/ECON-4984-Workshop-in-Applied-Policy-Analysis-Monetary-Policy-

We have all heard the countless Bitcoin backers claiming that Bitcoin is a bullet-proof hedge against inflation and is the best way to protect long-term wealth, and recently many established financial institutions have also been hoping onto this bandwagon. Their argument is simple. Bitcoin, unlike normal fiat currencies, has a limited, predetermined supply of coins that can be entered into circulation. This means that governments or central banks can not devalue the currency by increasing the supply. This limited quantity attribute has resulted in many individual and institutional investors liking bitcoin to gold which used to be believed as a hedge against the dollar. The goal of this project is to determine if there is any validity to the argument that cryptocurrencies can be used as a hedge against inflation. Are cryptocurrencies really a good method of protecting wealth from inflation and if so, do all cryptocurrencies work, or are specific currencies that work better than others. These questions are motivated by the larger questions of how does adjusting the money supply while maintaining the monetary base affects the greater economy, but for the purposes of this project, we will focus on tackling the more specific questions of what are the relationships between crypto and inflation?

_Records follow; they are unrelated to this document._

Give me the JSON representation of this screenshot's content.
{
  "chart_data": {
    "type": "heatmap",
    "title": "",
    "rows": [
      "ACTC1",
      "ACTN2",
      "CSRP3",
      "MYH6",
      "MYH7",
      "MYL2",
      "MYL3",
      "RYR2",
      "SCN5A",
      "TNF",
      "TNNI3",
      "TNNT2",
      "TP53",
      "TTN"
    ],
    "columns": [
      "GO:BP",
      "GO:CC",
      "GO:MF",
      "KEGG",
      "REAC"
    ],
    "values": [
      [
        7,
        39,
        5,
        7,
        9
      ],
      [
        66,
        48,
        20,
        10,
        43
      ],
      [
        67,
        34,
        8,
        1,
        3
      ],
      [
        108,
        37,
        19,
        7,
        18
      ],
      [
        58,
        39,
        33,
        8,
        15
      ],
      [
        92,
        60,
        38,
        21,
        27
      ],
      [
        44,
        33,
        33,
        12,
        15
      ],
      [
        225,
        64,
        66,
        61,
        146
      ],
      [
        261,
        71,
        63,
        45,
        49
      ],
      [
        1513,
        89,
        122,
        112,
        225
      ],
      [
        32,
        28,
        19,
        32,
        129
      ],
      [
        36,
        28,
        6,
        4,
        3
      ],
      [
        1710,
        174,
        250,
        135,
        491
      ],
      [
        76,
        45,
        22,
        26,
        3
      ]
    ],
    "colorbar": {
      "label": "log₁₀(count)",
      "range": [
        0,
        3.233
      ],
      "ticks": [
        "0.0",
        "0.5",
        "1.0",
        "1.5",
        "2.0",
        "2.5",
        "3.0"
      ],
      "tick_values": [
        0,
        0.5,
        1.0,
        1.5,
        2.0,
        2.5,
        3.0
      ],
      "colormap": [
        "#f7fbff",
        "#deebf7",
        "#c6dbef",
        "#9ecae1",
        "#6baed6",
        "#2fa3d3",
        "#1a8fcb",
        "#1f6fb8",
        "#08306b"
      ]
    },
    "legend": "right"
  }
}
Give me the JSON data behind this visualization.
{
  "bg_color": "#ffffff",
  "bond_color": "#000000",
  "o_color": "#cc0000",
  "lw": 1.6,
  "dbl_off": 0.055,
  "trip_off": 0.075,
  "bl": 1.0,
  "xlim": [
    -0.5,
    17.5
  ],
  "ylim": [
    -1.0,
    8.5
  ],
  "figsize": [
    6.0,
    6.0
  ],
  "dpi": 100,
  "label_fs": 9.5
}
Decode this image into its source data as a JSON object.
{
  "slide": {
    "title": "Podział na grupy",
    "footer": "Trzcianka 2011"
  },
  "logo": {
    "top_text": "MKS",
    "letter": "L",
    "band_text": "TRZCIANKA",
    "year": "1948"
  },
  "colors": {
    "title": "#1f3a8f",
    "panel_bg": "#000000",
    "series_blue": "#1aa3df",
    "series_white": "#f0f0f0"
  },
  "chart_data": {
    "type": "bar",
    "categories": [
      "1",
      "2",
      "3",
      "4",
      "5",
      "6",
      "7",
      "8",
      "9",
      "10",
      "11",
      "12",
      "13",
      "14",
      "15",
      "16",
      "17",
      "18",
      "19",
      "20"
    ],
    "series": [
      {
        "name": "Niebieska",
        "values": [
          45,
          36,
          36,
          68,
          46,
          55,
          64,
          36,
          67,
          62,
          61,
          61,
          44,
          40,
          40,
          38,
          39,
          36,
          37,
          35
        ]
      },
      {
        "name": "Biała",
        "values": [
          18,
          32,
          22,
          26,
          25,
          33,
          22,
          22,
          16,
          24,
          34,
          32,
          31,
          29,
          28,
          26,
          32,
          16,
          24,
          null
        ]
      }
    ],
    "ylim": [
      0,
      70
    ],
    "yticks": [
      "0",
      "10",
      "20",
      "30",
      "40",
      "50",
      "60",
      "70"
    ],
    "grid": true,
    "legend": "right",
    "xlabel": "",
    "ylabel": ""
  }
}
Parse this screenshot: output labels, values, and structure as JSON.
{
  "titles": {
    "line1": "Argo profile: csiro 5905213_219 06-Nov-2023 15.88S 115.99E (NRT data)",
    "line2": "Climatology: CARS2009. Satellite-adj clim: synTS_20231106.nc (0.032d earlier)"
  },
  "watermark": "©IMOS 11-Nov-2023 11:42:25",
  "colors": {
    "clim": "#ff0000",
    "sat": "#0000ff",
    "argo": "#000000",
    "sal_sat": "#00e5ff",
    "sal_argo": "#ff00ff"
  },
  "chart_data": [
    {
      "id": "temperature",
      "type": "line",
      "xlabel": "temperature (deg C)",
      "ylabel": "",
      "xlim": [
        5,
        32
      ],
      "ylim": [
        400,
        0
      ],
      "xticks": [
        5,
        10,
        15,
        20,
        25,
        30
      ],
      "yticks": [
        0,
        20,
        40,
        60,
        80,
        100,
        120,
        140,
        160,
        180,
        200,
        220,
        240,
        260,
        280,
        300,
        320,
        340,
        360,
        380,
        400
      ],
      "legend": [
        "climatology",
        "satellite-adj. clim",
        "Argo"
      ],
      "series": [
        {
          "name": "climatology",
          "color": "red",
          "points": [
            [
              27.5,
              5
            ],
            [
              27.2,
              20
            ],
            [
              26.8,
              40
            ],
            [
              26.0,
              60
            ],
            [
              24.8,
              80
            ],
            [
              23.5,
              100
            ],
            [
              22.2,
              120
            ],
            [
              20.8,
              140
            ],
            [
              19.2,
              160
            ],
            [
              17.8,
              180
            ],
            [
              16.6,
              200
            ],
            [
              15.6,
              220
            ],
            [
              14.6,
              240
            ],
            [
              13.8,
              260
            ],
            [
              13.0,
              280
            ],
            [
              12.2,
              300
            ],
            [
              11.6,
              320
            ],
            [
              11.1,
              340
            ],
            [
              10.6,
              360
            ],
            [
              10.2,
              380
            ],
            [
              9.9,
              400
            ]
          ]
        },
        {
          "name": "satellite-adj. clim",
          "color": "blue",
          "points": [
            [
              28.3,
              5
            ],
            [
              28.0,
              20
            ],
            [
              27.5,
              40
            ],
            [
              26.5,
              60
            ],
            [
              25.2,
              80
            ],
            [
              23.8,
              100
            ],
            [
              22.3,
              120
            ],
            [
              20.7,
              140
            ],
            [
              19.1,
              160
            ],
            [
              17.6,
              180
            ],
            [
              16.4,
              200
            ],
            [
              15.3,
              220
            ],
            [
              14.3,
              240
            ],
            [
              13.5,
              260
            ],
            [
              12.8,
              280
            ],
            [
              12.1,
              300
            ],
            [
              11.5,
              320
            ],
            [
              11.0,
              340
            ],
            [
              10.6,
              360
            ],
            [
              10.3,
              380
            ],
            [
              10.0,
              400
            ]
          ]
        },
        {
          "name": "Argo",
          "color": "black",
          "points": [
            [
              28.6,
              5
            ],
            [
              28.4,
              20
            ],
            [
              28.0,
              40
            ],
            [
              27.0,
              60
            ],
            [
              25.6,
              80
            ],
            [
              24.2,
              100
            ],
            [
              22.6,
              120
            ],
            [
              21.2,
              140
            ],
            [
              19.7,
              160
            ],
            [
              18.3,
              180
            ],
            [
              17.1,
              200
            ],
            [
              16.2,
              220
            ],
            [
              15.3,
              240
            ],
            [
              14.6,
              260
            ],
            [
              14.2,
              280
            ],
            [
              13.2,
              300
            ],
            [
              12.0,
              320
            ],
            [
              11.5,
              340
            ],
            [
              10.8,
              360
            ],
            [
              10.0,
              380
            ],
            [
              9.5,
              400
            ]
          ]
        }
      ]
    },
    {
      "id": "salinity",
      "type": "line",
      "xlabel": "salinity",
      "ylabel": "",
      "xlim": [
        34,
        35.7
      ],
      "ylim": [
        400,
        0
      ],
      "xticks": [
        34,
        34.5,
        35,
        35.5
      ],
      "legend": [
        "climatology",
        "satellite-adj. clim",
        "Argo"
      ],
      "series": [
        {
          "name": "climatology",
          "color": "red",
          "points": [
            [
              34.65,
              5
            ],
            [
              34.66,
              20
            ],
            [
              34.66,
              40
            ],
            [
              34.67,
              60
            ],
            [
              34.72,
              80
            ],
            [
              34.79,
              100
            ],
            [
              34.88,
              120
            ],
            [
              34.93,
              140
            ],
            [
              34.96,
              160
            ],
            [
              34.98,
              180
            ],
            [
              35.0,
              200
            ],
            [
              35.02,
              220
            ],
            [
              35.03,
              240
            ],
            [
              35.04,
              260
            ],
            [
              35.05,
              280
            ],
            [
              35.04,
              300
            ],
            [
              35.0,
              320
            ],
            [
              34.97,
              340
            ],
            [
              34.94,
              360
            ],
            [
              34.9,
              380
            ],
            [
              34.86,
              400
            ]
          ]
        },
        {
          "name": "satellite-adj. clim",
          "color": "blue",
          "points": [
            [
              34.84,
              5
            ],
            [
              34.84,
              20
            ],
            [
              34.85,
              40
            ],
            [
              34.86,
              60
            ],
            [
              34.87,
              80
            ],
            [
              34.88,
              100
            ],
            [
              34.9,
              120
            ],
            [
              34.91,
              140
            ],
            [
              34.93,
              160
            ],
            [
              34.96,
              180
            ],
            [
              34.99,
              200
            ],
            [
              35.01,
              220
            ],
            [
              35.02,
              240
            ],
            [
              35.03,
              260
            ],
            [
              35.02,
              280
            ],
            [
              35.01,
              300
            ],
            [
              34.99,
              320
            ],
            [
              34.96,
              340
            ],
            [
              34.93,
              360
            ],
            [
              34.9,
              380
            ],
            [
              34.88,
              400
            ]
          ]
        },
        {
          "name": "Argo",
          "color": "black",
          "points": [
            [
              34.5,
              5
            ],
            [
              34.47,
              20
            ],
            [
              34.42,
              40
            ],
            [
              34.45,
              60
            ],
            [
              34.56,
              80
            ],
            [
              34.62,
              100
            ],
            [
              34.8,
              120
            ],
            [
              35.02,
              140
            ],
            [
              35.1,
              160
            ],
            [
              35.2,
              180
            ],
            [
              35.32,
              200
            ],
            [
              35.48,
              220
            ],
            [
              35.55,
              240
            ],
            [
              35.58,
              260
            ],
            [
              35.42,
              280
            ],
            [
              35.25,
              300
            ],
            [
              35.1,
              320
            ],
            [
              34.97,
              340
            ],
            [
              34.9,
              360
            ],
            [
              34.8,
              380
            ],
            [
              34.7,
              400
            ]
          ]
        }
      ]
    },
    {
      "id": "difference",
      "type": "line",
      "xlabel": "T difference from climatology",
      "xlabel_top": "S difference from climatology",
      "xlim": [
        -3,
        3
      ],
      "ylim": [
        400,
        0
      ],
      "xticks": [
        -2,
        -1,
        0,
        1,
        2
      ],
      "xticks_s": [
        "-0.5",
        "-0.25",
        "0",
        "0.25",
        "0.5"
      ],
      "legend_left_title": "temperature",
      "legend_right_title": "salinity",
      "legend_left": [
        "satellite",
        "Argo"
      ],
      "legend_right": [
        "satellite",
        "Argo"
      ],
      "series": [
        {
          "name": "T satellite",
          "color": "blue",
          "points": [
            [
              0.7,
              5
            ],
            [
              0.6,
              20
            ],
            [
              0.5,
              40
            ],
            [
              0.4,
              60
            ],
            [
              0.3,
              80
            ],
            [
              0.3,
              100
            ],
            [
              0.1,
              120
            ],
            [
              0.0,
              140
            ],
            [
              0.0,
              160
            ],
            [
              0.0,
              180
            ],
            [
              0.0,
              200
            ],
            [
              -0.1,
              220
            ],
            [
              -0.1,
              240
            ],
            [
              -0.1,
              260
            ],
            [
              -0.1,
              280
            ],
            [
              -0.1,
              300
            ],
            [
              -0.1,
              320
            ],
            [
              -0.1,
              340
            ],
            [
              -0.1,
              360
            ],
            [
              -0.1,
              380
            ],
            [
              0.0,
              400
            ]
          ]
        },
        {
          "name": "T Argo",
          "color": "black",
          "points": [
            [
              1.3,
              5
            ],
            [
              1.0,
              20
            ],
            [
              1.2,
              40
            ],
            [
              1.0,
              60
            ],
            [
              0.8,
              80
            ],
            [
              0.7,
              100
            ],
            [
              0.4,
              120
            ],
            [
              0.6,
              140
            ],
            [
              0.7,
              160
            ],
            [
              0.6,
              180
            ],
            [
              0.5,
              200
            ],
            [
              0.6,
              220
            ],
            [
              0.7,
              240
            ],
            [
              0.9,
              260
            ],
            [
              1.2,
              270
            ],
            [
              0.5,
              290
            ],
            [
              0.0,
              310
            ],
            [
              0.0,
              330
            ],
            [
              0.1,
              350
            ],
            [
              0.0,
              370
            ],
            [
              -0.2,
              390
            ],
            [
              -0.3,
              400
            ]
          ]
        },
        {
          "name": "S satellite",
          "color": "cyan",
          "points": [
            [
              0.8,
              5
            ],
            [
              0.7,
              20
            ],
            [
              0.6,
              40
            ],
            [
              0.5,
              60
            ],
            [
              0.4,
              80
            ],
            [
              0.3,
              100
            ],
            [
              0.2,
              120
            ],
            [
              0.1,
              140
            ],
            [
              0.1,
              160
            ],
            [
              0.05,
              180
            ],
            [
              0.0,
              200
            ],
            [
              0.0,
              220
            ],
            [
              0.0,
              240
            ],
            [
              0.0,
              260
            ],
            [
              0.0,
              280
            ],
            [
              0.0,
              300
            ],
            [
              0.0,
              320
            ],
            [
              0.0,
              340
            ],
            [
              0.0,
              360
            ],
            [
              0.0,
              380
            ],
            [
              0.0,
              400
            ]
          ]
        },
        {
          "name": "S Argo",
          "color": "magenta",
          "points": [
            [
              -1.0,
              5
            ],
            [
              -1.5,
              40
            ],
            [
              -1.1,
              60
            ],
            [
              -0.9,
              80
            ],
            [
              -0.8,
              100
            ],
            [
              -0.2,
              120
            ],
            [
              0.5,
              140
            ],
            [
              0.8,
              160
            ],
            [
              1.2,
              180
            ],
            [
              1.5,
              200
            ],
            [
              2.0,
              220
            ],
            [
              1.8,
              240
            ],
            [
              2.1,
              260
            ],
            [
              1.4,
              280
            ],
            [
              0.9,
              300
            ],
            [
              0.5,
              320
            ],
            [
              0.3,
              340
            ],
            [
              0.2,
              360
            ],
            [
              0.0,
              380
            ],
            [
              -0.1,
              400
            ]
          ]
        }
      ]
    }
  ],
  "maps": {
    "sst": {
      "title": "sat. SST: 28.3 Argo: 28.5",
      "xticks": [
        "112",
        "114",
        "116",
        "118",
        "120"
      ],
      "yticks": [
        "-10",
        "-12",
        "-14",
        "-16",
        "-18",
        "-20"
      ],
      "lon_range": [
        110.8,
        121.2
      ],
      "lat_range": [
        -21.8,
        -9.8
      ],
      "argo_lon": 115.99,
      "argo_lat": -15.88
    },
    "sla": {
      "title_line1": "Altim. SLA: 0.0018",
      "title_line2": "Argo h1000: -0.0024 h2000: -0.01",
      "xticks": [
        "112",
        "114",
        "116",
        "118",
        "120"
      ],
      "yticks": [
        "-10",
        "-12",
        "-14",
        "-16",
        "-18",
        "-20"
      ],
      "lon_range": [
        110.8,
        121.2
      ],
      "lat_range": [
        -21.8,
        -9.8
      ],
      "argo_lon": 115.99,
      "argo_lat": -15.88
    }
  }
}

To address this issue we would like to collect relevant data on historical and current inflation rates along with data on the price patterns of at least one type of fixed supply cryptocurrency and one type of cryptocurrency with a flexible supply. The analysis will be broken down into two parts. The first part will compare the current/previous relationship between cryptocurrencies and inflation rates. The second part will then be to develop a model to estimate the future trends of cryptocurrencies and inflation rates to explore how the two might vary in the future.